New Patient

When you arrive at our office for your first visit, you will be asked to fill out a New Patient Package. You can print this document and fill it out before you arrive at the office, which can save both of us valuable time.

New Patient Packet

Information Sheet

This document records the your contact information, information concerning your spouse, parent or other responsible party, and your insurance data.

New Patient Information Sheet (Fill-In)

Office Policy Acknowledgment

This is a document that each patient signs acknowledging our Office Policies. We want to be sure, for example, that you are aware that our practice is purely a subspecialty rheumatology practice and that we do not treat general internal medicine problems. It is necessary for you, as it is for all of our patients, to have your own internist or who can follow your general medical conditions, and we ask each of our patients to acknowledge this and our other office policies.
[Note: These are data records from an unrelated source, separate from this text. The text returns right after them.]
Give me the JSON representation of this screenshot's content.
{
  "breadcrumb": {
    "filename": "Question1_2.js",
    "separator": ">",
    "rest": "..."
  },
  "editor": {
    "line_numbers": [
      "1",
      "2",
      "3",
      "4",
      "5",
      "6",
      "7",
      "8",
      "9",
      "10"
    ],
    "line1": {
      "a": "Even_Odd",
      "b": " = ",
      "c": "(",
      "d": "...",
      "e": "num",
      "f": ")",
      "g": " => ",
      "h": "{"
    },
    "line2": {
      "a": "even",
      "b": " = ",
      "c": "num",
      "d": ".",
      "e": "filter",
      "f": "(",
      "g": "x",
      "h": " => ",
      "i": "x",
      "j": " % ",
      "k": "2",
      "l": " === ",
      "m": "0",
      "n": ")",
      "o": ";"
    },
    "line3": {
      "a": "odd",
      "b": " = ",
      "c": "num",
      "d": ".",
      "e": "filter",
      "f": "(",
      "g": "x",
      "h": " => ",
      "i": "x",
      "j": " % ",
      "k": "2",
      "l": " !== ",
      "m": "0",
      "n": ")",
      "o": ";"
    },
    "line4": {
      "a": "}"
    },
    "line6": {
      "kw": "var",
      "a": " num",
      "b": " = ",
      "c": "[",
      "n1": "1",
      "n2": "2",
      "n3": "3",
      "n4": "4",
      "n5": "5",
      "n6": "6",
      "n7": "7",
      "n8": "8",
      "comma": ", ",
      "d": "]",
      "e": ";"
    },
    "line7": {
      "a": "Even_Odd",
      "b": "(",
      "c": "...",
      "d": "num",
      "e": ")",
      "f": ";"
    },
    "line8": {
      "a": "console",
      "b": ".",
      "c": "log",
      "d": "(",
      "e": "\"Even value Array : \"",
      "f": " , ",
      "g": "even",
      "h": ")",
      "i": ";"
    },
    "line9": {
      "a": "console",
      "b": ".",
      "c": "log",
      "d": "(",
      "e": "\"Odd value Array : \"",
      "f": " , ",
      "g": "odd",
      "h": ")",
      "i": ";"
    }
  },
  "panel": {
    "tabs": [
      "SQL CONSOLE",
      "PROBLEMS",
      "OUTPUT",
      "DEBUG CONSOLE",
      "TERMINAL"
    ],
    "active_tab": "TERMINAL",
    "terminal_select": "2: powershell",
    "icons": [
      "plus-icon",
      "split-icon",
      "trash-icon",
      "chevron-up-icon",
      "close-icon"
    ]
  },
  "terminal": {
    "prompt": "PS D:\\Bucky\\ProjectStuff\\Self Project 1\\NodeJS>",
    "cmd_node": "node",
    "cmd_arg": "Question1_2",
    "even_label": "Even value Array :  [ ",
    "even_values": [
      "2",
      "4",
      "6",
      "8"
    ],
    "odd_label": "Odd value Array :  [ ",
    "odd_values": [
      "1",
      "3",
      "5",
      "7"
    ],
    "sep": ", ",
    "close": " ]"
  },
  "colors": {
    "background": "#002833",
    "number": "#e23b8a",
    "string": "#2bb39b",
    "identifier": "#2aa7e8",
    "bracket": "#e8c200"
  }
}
Office Policy Acknowledgment

Agreement to Pay for Medical Services

Although our office will bill your insurance for you, you are principally responsible for the payment of all fees and costs incurred in connection with the medical services that we render for you. This document acts as a contract between us whereby you acknowledge this obligation.

Agreement to Pay for Services

Notice of Privacy Practices

Under the HIPAA law, you are entitled to receive a notice regarding certain privacy rights relating to your health care, and we are required to obtain your consent in connection with a variety of activities and disclosures.

Notice of Privacy Practices

Patient Authorization Form

This document allows us to discuss your medical care with other physicians, hospitals and insurance companies. It also allows you to specify certain information that you prefer we not disclose to such parties.

Authorization to Use Protected Health Information

Multidimensional Health Assessment Questionnaire

This document records initial basic health information about you that will assist us in the collection and analysis of information concerning your medical condition.